The attorney for a former Starr County District Attorney’s Office employee accused of illegal voting is asking a judge to toss the case because her client’s DNA has been excluded from an envelope used to deliver the alleged illegal ballot.

Authorities arrested 44-year-old Bernice Garza, who headed the crime victim’s unit for the 229th District Attorney’s Office, in January of this year, charging her with two counts of illegal voting and a count of providing false information on a voting application on accusations the woman voted under the name of Hortencia Rios, who died in 2007.

Garza’s attorney, Martie Garcia Vela, said had the state properly investigated and thoroughly examined all of the witnesses in the case, it would have discovered the true perpetrator.

“We hope that in the interest of justice the state does the right thing so that Bernice Garza can move on from being falsely accused of something she did not do,” Vela said. “After all, the duty of a prosecutor is to seek justice, not convict.”

According to Vela, an analyst at the Texas Department of Public Safety at the Weslaco Crime Lab excluded Garza’s DNA from evidence on a carrier envelope used to deliver what the state says is an illegal ballot.

“Further Garza presents evidence to this Court that the DNA Lab Results have excluded Bernice Garza’s DNA from being on the envelope that held the ballot of a said deceased person, thereby excluding her as the person who either impersonated or participated in the casting of a ballot made the basis of the voter fraud charges against her,” the motion to dismiss states.

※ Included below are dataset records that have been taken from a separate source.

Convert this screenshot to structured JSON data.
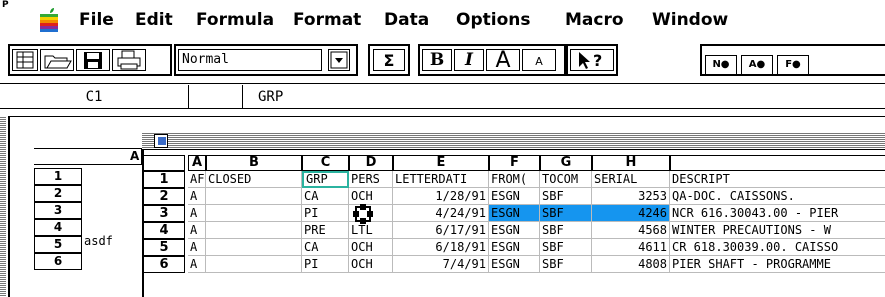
{
  "menubar": {
    "corner_mark": "P",
    "items": [
      "File",
      "Edit",
      "Formula",
      "Format",
      "Data",
      "Options",
      "Macro",
      "Window"
    ]
  },
  "toolbar": {
    "style_value": "Normal",
    "sum_label": "Σ",
    "bold_label": "B",
    "italic_label": "I",
    "grow_label": "A",
    "shrink_label": "A",
    "format_buttons": [
      "N●",
      "A●",
      "F●"
    ]
  },
  "formula_bar": {
    "cell_ref": "C1",
    "value": "GRP"
  },
  "back_sheet": {
    "col_header": "A",
    "row_numbers": [
      "1",
      "2",
      "3",
      "4",
      "5",
      "6"
    ],
    "cell_value": "asdf"
  },
  "front_sheet": {
    "columns": [
      "A",
      "B",
      "C",
      "D",
      "E",
      "F",
      "G",
      "H",
      ""
    ],
    "row_numbers": [
      "1",
      "2",
      "3",
      "4",
      "5",
      "6"
    ],
    "rows": [
      [
        "AF",
        "CLOSED",
        "GRP",
        "PERS",
        "LETTERDATI",
        "FROM(",
        "TOCOM",
        "SERIAL",
        "DESCRIPT"
      ],
      [
        "A",
        "",
        "CA",
        "OCH",
        "1/28/91",
        "ESGN",
        "SBF",
        "3253",
        "QA-DOC. CAISSONS."
      ],
      [
        "A",
        "",
        "PI",
        "",
        "4/24/91",
        "ESGN",
        "SBF",
        "4246",
        "NCR 616.30043.00 - PIER"
      ],
      [
        "A",
        "",
        "PRE",
        "LTL",
        "6/17/91",
        "ESGN",
        "SBF",
        "4568",
        "WINTER PRECAUTIONS - W"
      ],
      [
        "A",
        "",
        "CA",
        "OCH",
        "6/18/91",
        "ESGN",
        "SBF",
        "4611",
        "CR 618.30039.00. CAISSO"
      ],
      [
        "A",
        "",
        "PI",
        "OCH",
        "7/4/91",
        "ESGN",
        "SBF",
        "4808",
        "PIER SHAFT - PROGRAMME"
      ]
    ]
  }
}
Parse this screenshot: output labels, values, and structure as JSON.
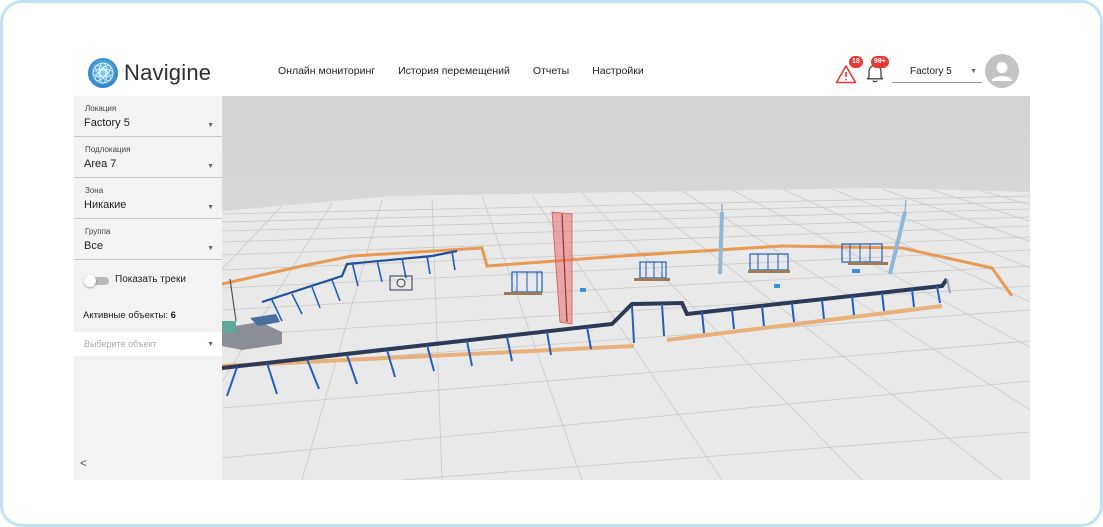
{
  "header": {
    "brand": "Navigine",
    "nav": [
      "Онлайн мониторинг",
      "История перемещений",
      "Отчеты",
      "Настройки"
    ],
    "alerts_badge": "18",
    "notifications_badge": "99+",
    "location_select": "Factory 5"
  },
  "sidebar": {
    "location": {
      "label": "Локация",
      "value": "Factory 5"
    },
    "sublocation": {
      "label": "Подлокация",
      "value": "Area 7"
    },
    "zone": {
      "label": "Зона",
      "value": "Никакие"
    },
    "group": {
      "label": "Группа",
      "value": "Все"
    },
    "show_tracks_label": "Показать треки",
    "show_tracks_enabled": false,
    "active_objects_label": "Активные объекты:",
    "active_objects_count": "6",
    "object_select_placeholder": "Выберите объект",
    "collapse_symbol": "<"
  },
  "colors": {
    "frame_border": "#bfe2f7",
    "badge": "#e53935",
    "conveyor_rail": "#f0a868",
    "conveyor_support": "#1f5fbf",
    "highlight_zone": "#e87070",
    "floor": "#dadada"
  },
  "icons": {
    "logo": "navigine-globe-icon",
    "alerts": "warning-triangle-icon",
    "notifications": "bell-icon",
    "dropdown": "caret-down-icon",
    "user": "user-avatar-icon"
  }
}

Garza maintains that she is being prosecuted in retaliation for filing a federal wrongful termination lawsuit against Starr County District Attorney Omar Escobar, who fired her in April 2018.

According to Garza, her termination followed a dispute over political alliances involving Garza’s sister.

A federal judge dismissed that lawsuit for failure to state a claim. Garza has appealed the ruling to a higher court.

Furthermore, Garza also argues that the state did not turn over evidence that points toward a potential suspect in the case.

According to Garza’s attorney, Vela, a Texas Attorney General investigator told a grand jury after referring to his file that Hortencia Tanguma Rios, 40, may have used her grandmother’s identity to vote. Her grandmother is Hortencio Rios, who died in 2007.

That same official also told the grand jury that Garza impersonated Hortencia Rios and voted, according to a motion to dismiss.

Garza also claims in that motion that the law enforcement official later redacted the sentence in his file regarding Hortencia Tanguma Rios.

That information is possibly exculpatory and the state is required by law to turn it over to the accused.

“The Defendant, Bernice Annette Pena Garza requests that the Court dismiss all the charges and counts in the case because of the DNA results and because of law enforcement violations,” the motion states.

As of deadline Friday, the state had not responded to the motion to dismiss.